Disco mushrooms in Victoria Park

Ordinarily I’m not wild about the concept of gender specific activities, but I get it now. There was an electric atmosphere of female solidarity throughout the night. It felt like all 10,000 runners were in it together as we ran through the magical disco wonderland.

Although the disco tunnels were arguably the most exciting thing I’ve ever had the pleasure to run through in my entire life, the best part of the race was definitely at 7K. The sexy boys from Run Dem Crew were out in full force to support their girls, and they did them proud. If you ever need a vocal pick me up, enter a race that includes an RDC cheer section. You could hear their supportive cheers echoing through the park for miles; those boys really know how to make a girl feel like pulling up her sequin hotpants and running for the stars.

I stole this off Instagram sorry about that

I stole this off Instagram sorry about that

Next up we ran past the discolicious Josey Rebelle who had her own private party booth and stopped off for a quick dance, before hot-footing it to the finish line. After two laps of the park which seemed to glide by in a sea of twinkly lights, we ran holding hands across the finish line to the cheering crowds, and I felt like Chaka Khan beneath a million twinkling disco stars in Studio 54 heaven.

After crossing the finish line we were handed our Alex Monroe finisher’s necklace, and headed off to the hospitality tent, where they fed us delicious wholefood, popcorn and lashings of gin. I then proceeded to get plastered in the company of sexy friends, and even got to meet the marathon champion of the world, the mighty Paula Radcliffe.


Disco Paula puts the Rad in Radcliffe

But before the close of the night, I had one more run to do. At about 10pm I realised, pissed as a fart, that I had forgotten to pick up my bag. The last leftover bag in the tent, I raced across the park and was greeted by my final finish line of the day, three little bag guys cheering me on so they could close the tent and go home. Luckily they didn’t seem remotely bothered about having to wait for an hour in the freezing cold for me to hurry up and collect my bag. Sorry dudes. You made my night.

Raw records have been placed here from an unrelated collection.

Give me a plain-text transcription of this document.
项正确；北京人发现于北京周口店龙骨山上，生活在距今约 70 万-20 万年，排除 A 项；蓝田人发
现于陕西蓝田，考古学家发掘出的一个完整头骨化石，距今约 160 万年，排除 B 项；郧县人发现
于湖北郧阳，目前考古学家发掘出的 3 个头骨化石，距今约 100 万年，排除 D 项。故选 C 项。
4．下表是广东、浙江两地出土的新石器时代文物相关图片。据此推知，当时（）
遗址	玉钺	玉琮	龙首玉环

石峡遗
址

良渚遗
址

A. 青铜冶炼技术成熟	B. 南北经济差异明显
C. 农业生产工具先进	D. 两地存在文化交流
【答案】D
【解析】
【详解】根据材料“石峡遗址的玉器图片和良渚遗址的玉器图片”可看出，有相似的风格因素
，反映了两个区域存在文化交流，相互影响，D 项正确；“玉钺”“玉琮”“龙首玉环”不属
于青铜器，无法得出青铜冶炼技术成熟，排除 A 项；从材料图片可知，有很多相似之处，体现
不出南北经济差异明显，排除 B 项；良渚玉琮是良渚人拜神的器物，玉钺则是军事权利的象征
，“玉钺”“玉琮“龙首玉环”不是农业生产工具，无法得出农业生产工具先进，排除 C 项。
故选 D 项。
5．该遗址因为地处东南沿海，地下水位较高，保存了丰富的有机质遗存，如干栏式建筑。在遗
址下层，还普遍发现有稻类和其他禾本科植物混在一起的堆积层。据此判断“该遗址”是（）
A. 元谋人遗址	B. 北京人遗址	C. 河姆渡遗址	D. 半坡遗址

The event was impeccably organised, everything looked beautiful, and I loved the course. I can’t fault We Own The Night; it was a perfectly organised slice of disco sex heaven. If I were Queen of the World, I would insist that all races were exactly like it and every week we’d all be forced to have a huge disco run with hugs and cheers and vats of gin. Minus the night bus home in gold sequin hotpants; that was a bit dodgy.